JAKARTA- Wakil Kepala Polri Komjen Pol Nanan Sukarna sempat melontarkan pernyataan terkait Briptu Norman Kamaru yang diberhentikan dengan tidak hormat dari kepolisian. Nanan mengatakan seharusnya, Briptu Norman membayar ganti rugi atas keputusannya mengundurkan diri dari institusi Kepolisian sebelum menyelesaikan masa tugasnya.
Namun menurut pengamat kepolisian Bambang Widodo Umar, sebaiknya hukuman ganti rugi tersebut tidak perlu dijatuhkan pada Briptu Norman. “Dipecat ya sudah, kalau masih disuruh ganti rugi itu namanya dihukum dua kali,” kata Bambang kepada okezone, Rabu (7/12/2011).
Bambang meminta, agar kepolisian objektif dalam menilai pemberhentian anggota polisi yang terkenal lewat video lipsync Chaiya-Chaiya tersebut. “Jangan disalahkan anggotanya, tapi komandannya juga perlu dievaluasi mungkin bisa saja salah pembinanya yang kurang membina polisi jangan melihat kesalahan secara sepihak,” kata Bambang.

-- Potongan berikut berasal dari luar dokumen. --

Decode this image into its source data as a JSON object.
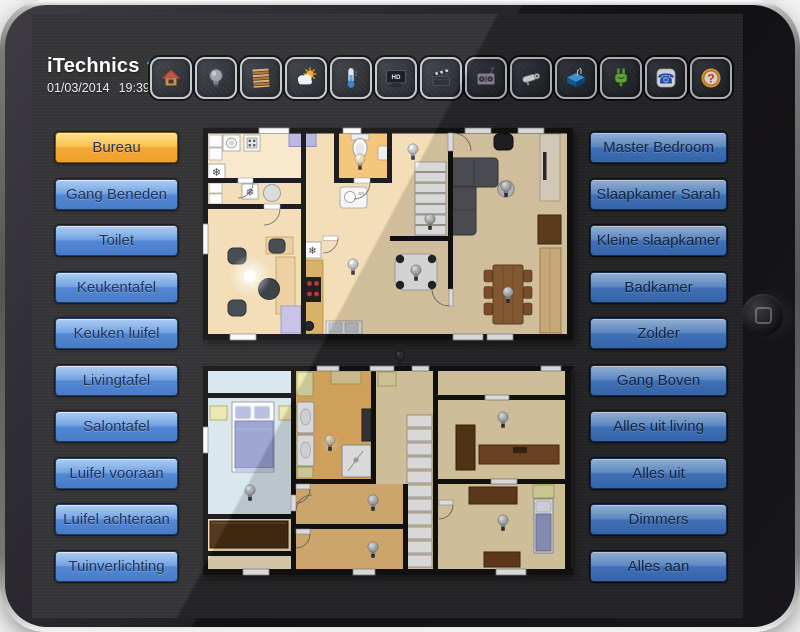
{
  "header": {
    "app_name": "iTechnics",
    "date": "01/03/2014",
    "time": "19:39"
  },
  "toolbar": {
    "icons": [
      {
        "name": "home"
      },
      {
        "name": "light-bulb"
      },
      {
        "name": "window-blinds"
      },
      {
        "name": "weather"
      },
      {
        "name": "thermometer"
      },
      {
        "name": "tv",
        "label": "HD"
      },
      {
        "name": "movie-clapper"
      },
      {
        "name": "audio-system",
        "glyph": "♪"
      },
      {
        "name": "security-camera"
      },
      {
        "name": "swimming-pool"
      },
      {
        "name": "power-plug"
      },
      {
        "name": "telephone",
        "glyph": "☎"
      },
      {
        "name": "help",
        "glyph": "?"
      }
    ]
  },
  "left_buttons": [
    {
      "label": "Bureau",
      "active": true
    },
    {
      "label": "Gang Beneden"
    },
    {
      "label": "Toilet"
    },
    {
      "label": "Keukentafel"
    },
    {
      "label": "Keuken luifel"
    },
    {
      "label": "Livingtafel"
    },
    {
      "label": "Salontafel"
    },
    {
      "label": "Luifel vooraan"
    },
    {
      "label": "Luifel achteraan"
    },
    {
      "label": "Tuinverlichting"
    }
  ],
  "right_buttons": [
    {
      "label": "Master Bedroom"
    },
    {
      "label": "Slaapkamer Sarah"
    },
    {
      "label": "Kleine slaapkamer"
    },
    {
      "label": "Badkamer"
    },
    {
      "label": "Zolder"
    },
    {
      "label": "Gang Boven"
    },
    {
      "label": "Alles uit living"
    },
    {
      "label": "Alles uit"
    },
    {
      "label": "Dimmers"
    },
    {
      "label": "Alles aan"
    }
  ],
  "floorplan": {
    "snowflake_glyph": "❄",
    "floors": [
      "ground",
      "upper"
    ],
    "lit_rooms": [
      "Bureau",
      "Toilet",
      "Badkamer"
    ]
  },
  "colors": {
    "button_blue": "#4a82d4",
    "active_orange": "#f2a32a",
    "screen_bg": "#2a2a2c",
    "wifi_blue": "#35a2f5"
  }
}
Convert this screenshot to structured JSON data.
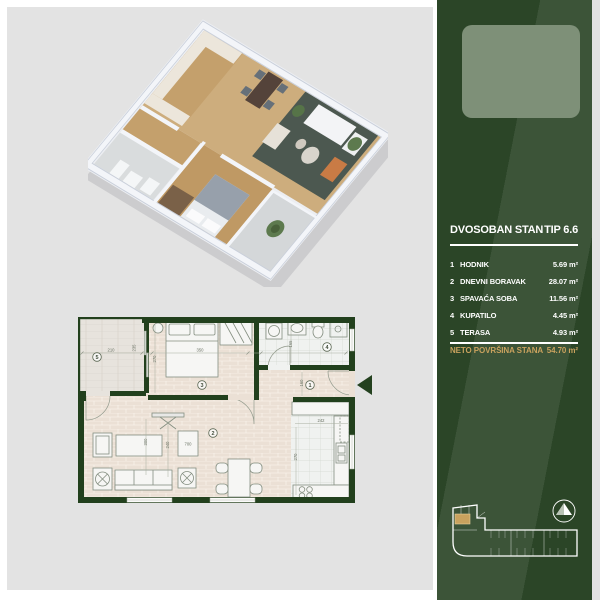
{
  "sidebar": {
    "title": "DVOSOBAN STAN",
    "type": "TIP 6.6",
    "rooms": [
      {
        "num": "1",
        "label": "HODNIK",
        "area": "5.69 m²"
      },
      {
        "num": "2",
        "label": "DNEVNI BORAVAK",
        "area": "28.07 m²"
      },
      {
        "num": "3",
        "label": "SPAVAĆA SOBA",
        "area": "11.56 m²"
      },
      {
        "num": "4",
        "label": "KUPATILO",
        "area": "4.45 m²"
      },
      {
        "num": "5",
        "label": "TERASA",
        "area": "4.93 m²"
      }
    ],
    "total_label": "NETO POVRŠINA STANA",
    "total_area": "54.70 m²",
    "colors": {
      "bg": "#2b4527",
      "gold": "#c9a25e",
      "logo_bg": "#7e9078"
    }
  },
  "floorplan": {
    "rooms": {
      "hall": "1",
      "living": "2",
      "bedroom": "3",
      "bath": "4",
      "terrace": "5"
    },
    "dims": {
      "terrace_w": "210",
      "terrace_d": "235",
      "bedroom_w": "350",
      "bedroom_d": "270",
      "bath_w": "165",
      "hall_w": "160",
      "kitchen_w": "242",
      "kitchen_d": "270",
      "living_a": "300",
      "living_b": "240",
      "living_w": "700"
    },
    "wall_color": "#22401d"
  }
}
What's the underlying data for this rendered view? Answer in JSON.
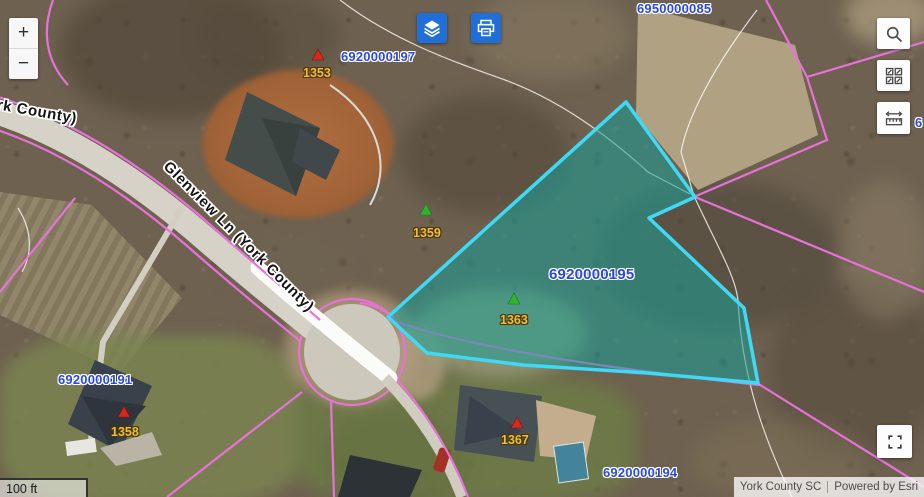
{
  "colors": {
    "accent_blue": "#1f6fd6",
    "parcel_label_blue": "#2b48d6",
    "address_label_gold": "#f0bf41",
    "selected_parcel_outline": "#3fd9f6",
    "selected_parcel_fill": "rgba(23,158,152,0.55)",
    "parcel_line_pink": "#e871da"
  },
  "controls": {
    "zoom_in": "+",
    "zoom_out": "−"
  },
  "map": {
    "selected_parcel": "6920000195",
    "parcel_labels": [
      {
        "text": "6950000085"
      },
      {
        "text": "6920000197"
      },
      {
        "text": "6920000195"
      },
      {
        "text": "6920000191"
      },
      {
        "text": "6920000194"
      },
      {
        "text": "6"
      }
    ],
    "address_labels": [
      {
        "text": "1353",
        "marker": "red"
      },
      {
        "text": "1359",
        "marker": "green"
      },
      {
        "text": "1363",
        "marker": "green"
      },
      {
        "text": "1358",
        "marker": "red"
      },
      {
        "text": "1367",
        "marker": "red"
      }
    ],
    "road_labels": [
      {
        "text": "Glenview Ln (York County)"
      },
      {
        "text": "(York County)"
      }
    ]
  },
  "scalebar": {
    "label": "100 ft"
  },
  "attribution": {
    "source": "York County SC",
    "powered_by": "Powered by Esri"
  }
}
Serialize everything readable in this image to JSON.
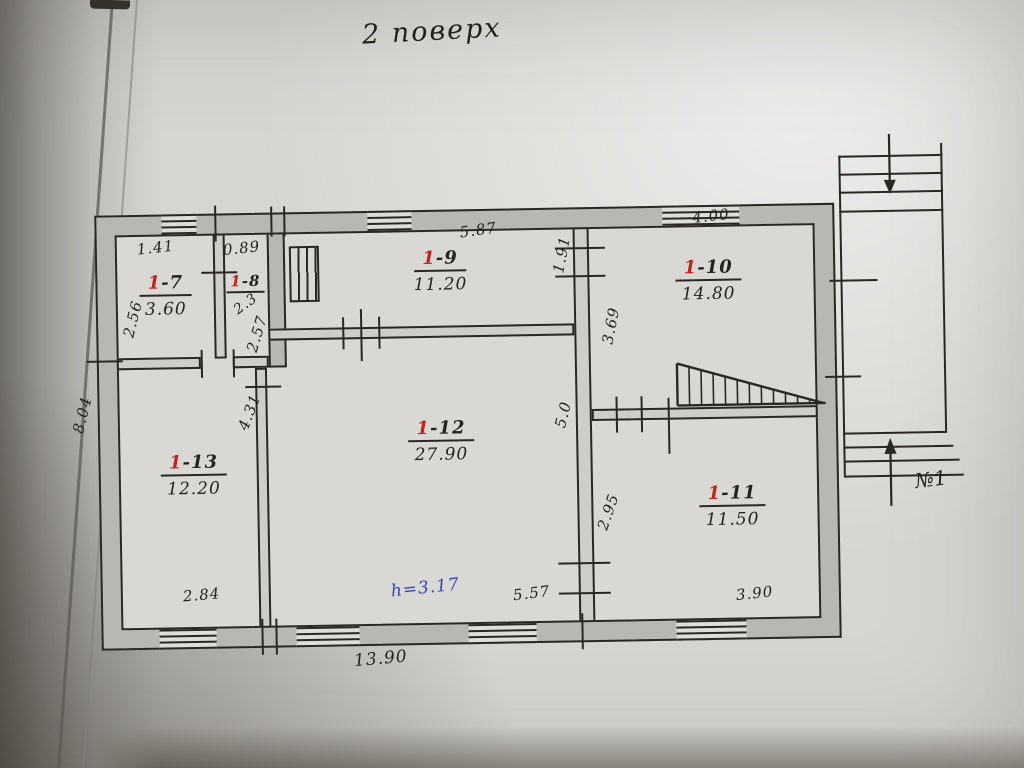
{
  "title": "2 поверх",
  "rooms": [
    {
      "name": "1-7",
      "num_red": "1",
      "num_suffix": "-7",
      "area": "3.60"
    },
    {
      "name": "1-8",
      "num_red": "1",
      "num_suffix": "-8",
      "area": "2.3"
    },
    {
      "name": "1-9",
      "num_red": "1",
      "num_suffix": "-9",
      "area": "11.20"
    },
    {
      "name": "1-10",
      "num_red": "1",
      "num_suffix": "-10",
      "area": "14.80"
    },
    {
      "name": "1-11",
      "num_red": "1",
      "num_suffix": "-11",
      "area": "11.50"
    },
    {
      "name": "1-12",
      "num_red": "1",
      "num_suffix": "-12",
      "area": "27.90"
    },
    {
      "name": "1-13",
      "num_red": "1",
      "num_suffix": "-13",
      "area": "12.20"
    }
  ],
  "dimensions": {
    "top_room7": "1.41",
    "top_room8": "0.89",
    "top_room9": "5.87",
    "corridor_top": "1.91",
    "top_room10": "4.00",
    "left_room7": "2.56",
    "right_room8": "2.57",
    "left_room10": "3.69",
    "right_room13": "4.31",
    "corridor_mid": "5.0",
    "left_room11": "2.95",
    "outer_left": "8.04",
    "bottom_room13": "2.84",
    "bottom_room12": "5.57",
    "bottom_room11": "3.90",
    "outer_bottom": "13.90"
  },
  "annotations": {
    "ceiling_height": "h=3.17",
    "stair_number": "№1"
  },
  "colors": {
    "ink": "#26231f",
    "room_number_red": "#c2231b",
    "height_note_blue": "#2f49b5",
    "wall_shade": "#b9b7b2",
    "paper": "#d6d5d1"
  }
}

Sebenarnya, kasus seperti Norman, kata Bambang bukanlah yang pertama. Bambang mengatakan, dulu ada anggota polisi yang memiliki jiwa seniman. Namun akhirnya, mereka tetap bisa menyalurkan bakat seninya dan tetap menjadi anggota Polri.
“Dulu ada rombongan pelawak namanya reog Badan Kesenian Angkatan Kepolisian (BKAK), itu semua anggota polisi. Tapi anggota BKAK itu dimasukan ke koperasi, jadi mereka polisi yang ditugaskan untuk menghibur orang atas nama koperasi polisi. Pendapatannya dimasukan ke polisi dibagi, tapi waktu Norman tidak. Norman langsung disalahkan, harusnya Polri belajar dari situ,” katanya.

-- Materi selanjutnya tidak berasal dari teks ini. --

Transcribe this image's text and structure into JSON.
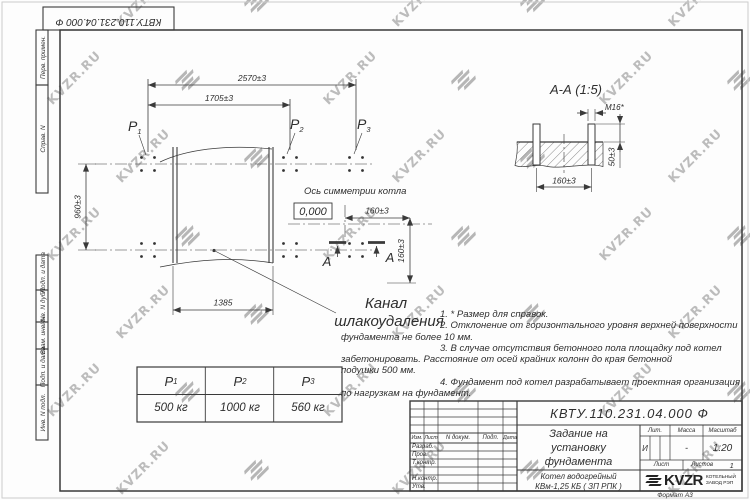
{
  "watermark": {
    "text": "KVZR.RU"
  },
  "top_margin": {
    "doc_number": "КВТУ.110.231.04.000 Ф"
  },
  "side_columns": {
    "labels": [
      "Перв. примен.",
      "Справ. N",
      "Подп. и дата",
      "Инв. N дубл.",
      "Взам. инв. N",
      "Подп. и дата",
      "Инв. N подл."
    ]
  },
  "plan": {
    "dim_overall": "2570±3",
    "dim_left": "1705±3",
    "dim_height": "960±3",
    "dim_channel": "1385",
    "dim_offset_h": "160±3",
    "dim_offset_v": "160±3",
    "points": [
      {
        "base": "P",
        "sub": "1"
      },
      {
        "base": "P",
        "sub": "2"
      },
      {
        "base": "P",
        "sub": "3"
      }
    ],
    "axis_label": "Ось симметрии котла",
    "elevation": "0,000",
    "section_letter": "А",
    "channel_label_line1": "Канал",
    "channel_label_line2": "шлакоудаления"
  },
  "section_view": {
    "title": "А-А  (1:5)",
    "bolt_label": "М16*",
    "dim_spacing": "160±3",
    "dim_protrusion": "50±3"
  },
  "notes": {
    "lines": [
      "1. * Размер для справок.",
      "2. Отклонение от горизонтального уровня верхней поверхности",
      "фундамента не более 10 мм.",
      "3. В случае отсутствия бетонного пола площадку под котел",
      "забетонировать. Расстояние от осей крайних колонн до края бетонной",
      "подушки 500 мм.",
      "4. Фундамент под котел разрабатывает проектная организация",
      "по нагрузкам на фундамент."
    ]
  },
  "loads_table": {
    "headers": [
      {
        "base": "P",
        "sub": "1"
      },
      {
        "base": "P",
        "sub": "2"
      },
      {
        "base": "P",
        "sub": "3"
      }
    ],
    "values": [
      "500 кг",
      "1000 кг",
      "560 кг"
    ]
  },
  "title_block": {
    "doc_number": "КВТУ.110.231.04.000  Ф",
    "title_line1": "Задание на",
    "title_line2": "установку",
    "title_line3": "фундамента",
    "product_line1": "Котел водогрейный",
    "product_line2": "КВм-1,25 КБ ( ЗП РПК )",
    "header_izm": "Изм.",
    "header_list": "Лист",
    "header_doc": "N докум.",
    "header_podp": "Подп.",
    "header_data": "Дата",
    "sign_rows": [
      "Разраб.",
      "Пров.",
      "Т.контр.",
      "",
      "Н.контр.",
      "Утв."
    ],
    "lit_label": "Лит.",
    "mass_label": "Масса",
    "scale_label": "Масштаб",
    "lit_value": "И",
    "mass_value": "-",
    "scale_value": "1:20",
    "sheet_label": "Лист",
    "sheets_label": "Листов",
    "sheets_value": "1",
    "brand": "KVZR",
    "company_line1": "КОТЕЛЬНЫЙ",
    "company_line2": "ЗАВОД РЭП",
    "format": "Формат А3"
  }
}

BKAK merupakan kelompok kwartet lawak yang semua anggotanya anggota kepolisian dan sempat malang melintang di era 1960-1970an. Kelompok lawak ini beranggotakan Haji Dudung Endang Mubaraq alias Mang Dudung , Mang Udi, Mang Harry dan Mang Diman.
Dengan demikian, kata Bambang, sebenarnya ada kelemahan di tubuh kepolisian, khususnya Polda Gorontalo dalam membina anggota. “Kalau itu ada penyalurannya seperti BKAK, saya kira seharusnya tak perlu terjadi pemecatan,“ katanya.